The #1 piece of advice you hear from frequent travellers: Pack light. Lay out everything you think you need. Then put away half:

You see that pile of stuff sitting on your bed, waiting to be stuffed into your suitcase? Take half of that stuff and put it back in your closet. Seriously. I know you think you’ve already narrowed your pile down from what you really want to bring. I know you don’t see how you’ll ever survive for weeks/months/years on that meager selection. But you will, I promise. And you’ll thank me when you’re dragging/carrying an already heavy suitcase/backpack down a 500-year-old cobblestone road. If you don’t ditch the stuff now, you’ll ditch it on the road.
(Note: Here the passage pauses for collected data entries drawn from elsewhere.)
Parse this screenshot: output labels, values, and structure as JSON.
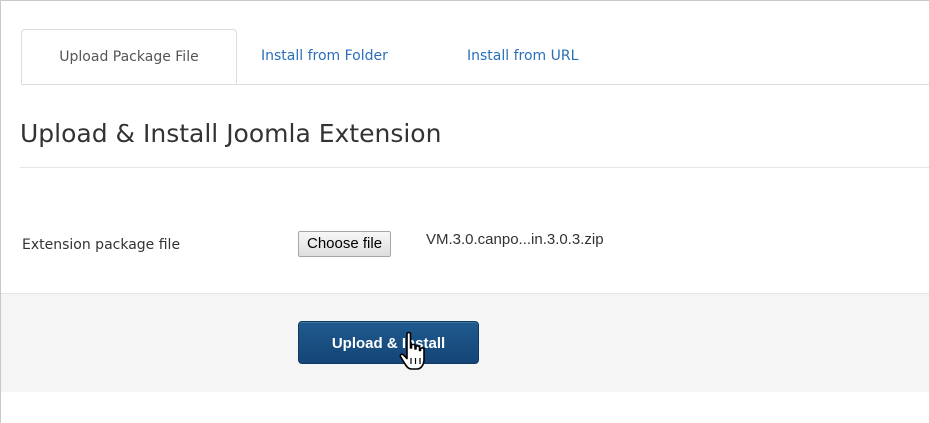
{
  "tabs": [
    {
      "label": "Upload Package File",
      "active": true
    },
    {
      "label": "Install from Folder",
      "active": false
    },
    {
      "label": "Install from URL",
      "active": false
    }
  ],
  "heading": "Upload & Install Joomla Extension",
  "form": {
    "field_label": "Extension package file",
    "choose_file_label": "Choose file",
    "selected_file": "VM.3.0.canpo...in.3.0.3.zip"
  },
  "actions": {
    "upload_install_label": "Upload & Install"
  },
  "cursor": {
    "icon": "hand-pointer-icon"
  },
  "colors": {
    "link": "#2a6fb8",
    "primary_button": "#1a4f82",
    "actions_background": "#f5f5f5"
  }
}
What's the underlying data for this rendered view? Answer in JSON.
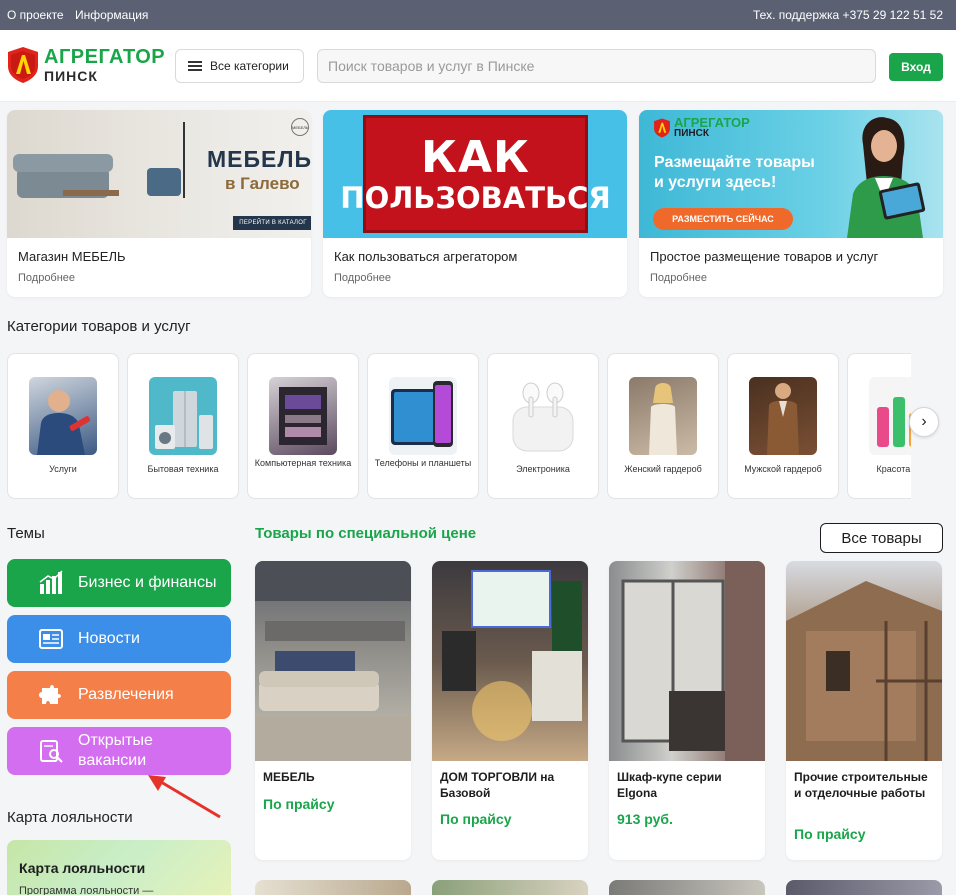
{
  "topbar": {
    "links": [
      "О проекте",
      "Информация"
    ],
    "support": "Тех. поддержка +375 29 122 51 52"
  },
  "header": {
    "logo_line1": "АГРЕГАТОР",
    "logo_line2": "ПИНСК",
    "categories_button": "Все категории",
    "search_placeholder": "Поиск товаров и услуг в Пинске",
    "login_button": "Вход"
  },
  "promos": [
    {
      "title": "Магазин МЕБЕЛЬ",
      "more": "Подробнее",
      "banner_headline": "МЕБЕЛЬ",
      "banner_sub": "в Галево",
      "banner_cta": "ПЕРЕЙТИ В КАТАЛОГ",
      "banner_logo": "МЕБЕЛЬ"
    },
    {
      "title": "Как пользоваться агрегатором",
      "more": "Подробнее",
      "banner_line1": "КАК",
      "banner_line2": "ПОЛЬЗОВАТЬСЯ"
    },
    {
      "title": "Простое размещение товаров и услуг",
      "more": "Подробнее",
      "banner_logo1": "АГРЕГАТОР",
      "banner_logo2": "ПИНСК",
      "banner_head1": "Размещайте товары",
      "banner_head2": "и услуги здесь!",
      "banner_cta": "РАЗМЕСТИТЬ СЕЙЧАС"
    }
  ],
  "categories_section": {
    "title": "Категории товаров и услуг",
    "items": [
      {
        "label": "Услуги"
      },
      {
        "label": "Бытовая техника"
      },
      {
        "label": "Компьютерная техника"
      },
      {
        "label": "Телефоны и планшеты"
      },
      {
        "label": "Электроника"
      },
      {
        "label": "Женский гардероб"
      },
      {
        "label": "Мужской гардероб"
      },
      {
        "label": "Красота и зд"
      }
    ],
    "next_arrow": "›"
  },
  "themes": {
    "title": "Темы",
    "items": [
      {
        "label": "Бизнес и финансы",
        "color": "#1aa54b",
        "icon": "chart-icon"
      },
      {
        "label": "Новости",
        "color": "#3b8fe8",
        "icon": "newspaper-icon"
      },
      {
        "label": "Развлечения",
        "color": "#f47f49",
        "icon": "puzzle-icon"
      },
      {
        "label": "Открытые вакансии",
        "color": "#d46ef0",
        "icon": "job-search-icon"
      }
    ]
  },
  "loyalty": {
    "section_title": "Карта лояльности",
    "card_title": "Карта лояльности",
    "card_sub": "Программа лояльности —"
  },
  "special": {
    "title": "Товары по специальной цене",
    "all_button": "Все товары",
    "products": [
      {
        "name": "МЕБЕЛЬ",
        "price": "По прайсу"
      },
      {
        "name": "ДОМ ТОРГОВЛИ на Базовой",
        "price": "По прайсу"
      },
      {
        "name": "Шкаф-купе серии Elgona",
        "price": "913 руб."
      },
      {
        "name": "Прочие строительные и отделочные работы",
        "price": "По прайсу"
      }
    ]
  },
  "colors": {
    "brand_green": "#1aa54b",
    "topbar": "#5b6173",
    "accent_orange": "#ef6a2a"
  }
}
Trust us: unlike most scenarios in life, having too little is far, far better than having too much.

It’s pretty good advice for how many features you “pack” into a product too. Lay out everything you think your product needs and then cut out half.

You’ll be liberated:

1) You don’t have to spend as much upfront.
2) You don’t have as much weight to carry.
3) In truth, you won’t actually need a lot of the things you fantasize you’ll need.
4) You can pick up whatever you didn’t include when you get there.
5) You have extra room for future additions.
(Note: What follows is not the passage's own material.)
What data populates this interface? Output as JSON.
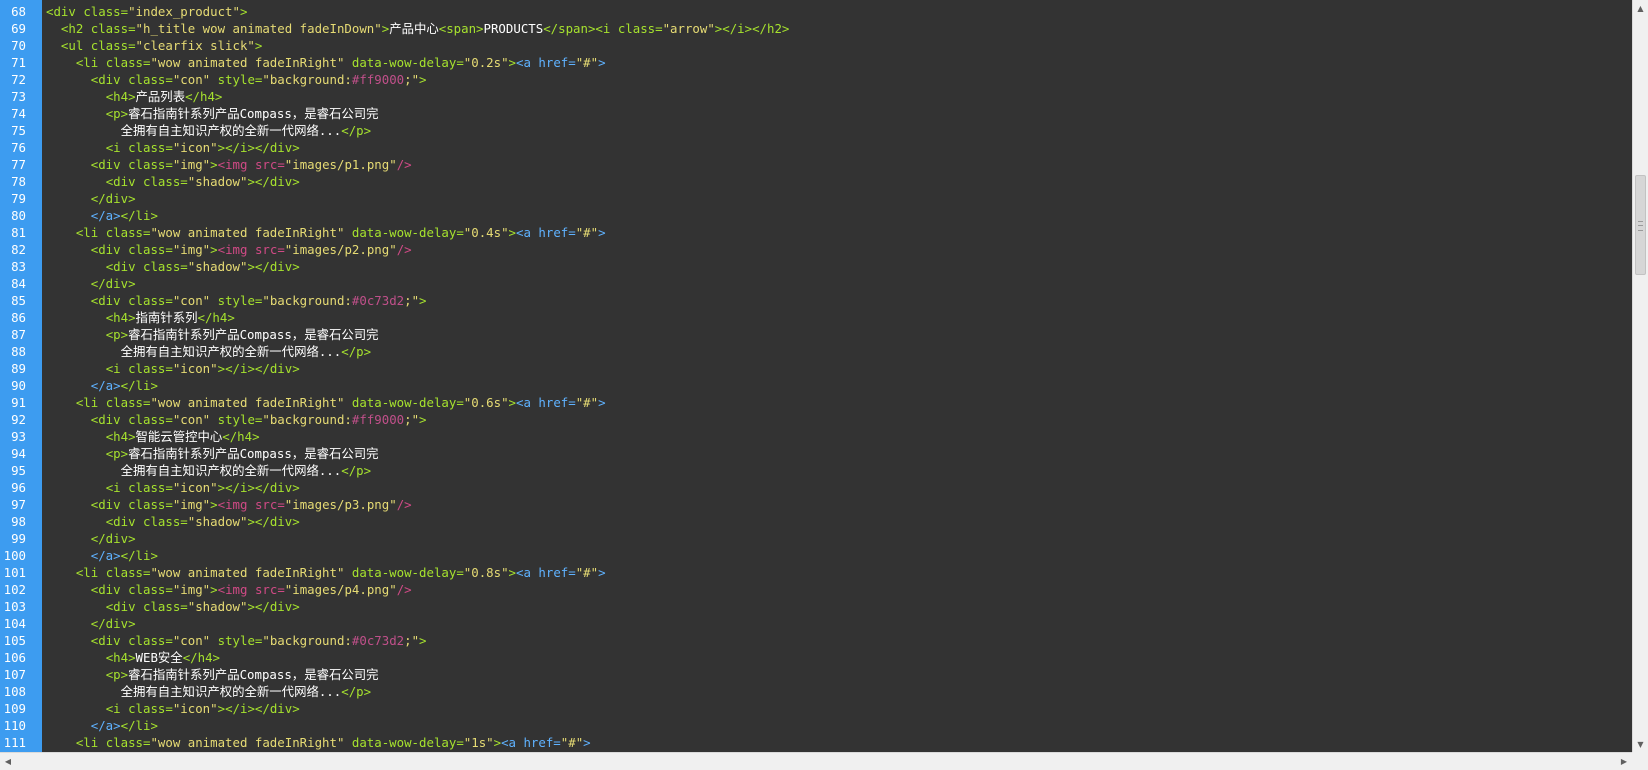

“Proper Trip Preparation” offers similar advice:

Remember and repeat these words: PACK LIGHT. PACK LIGHT, PACK LIGHT. A good rule of thumb is to pack half of what you need, then take half of that out of the bag. Face it, do you really want to be schlepping around a three suitcases on the train or dragging them up five floors of narrow stairs in Amsterdam?

Keep your product light and it will have a lot better chance of chasing down that train about to leave the station.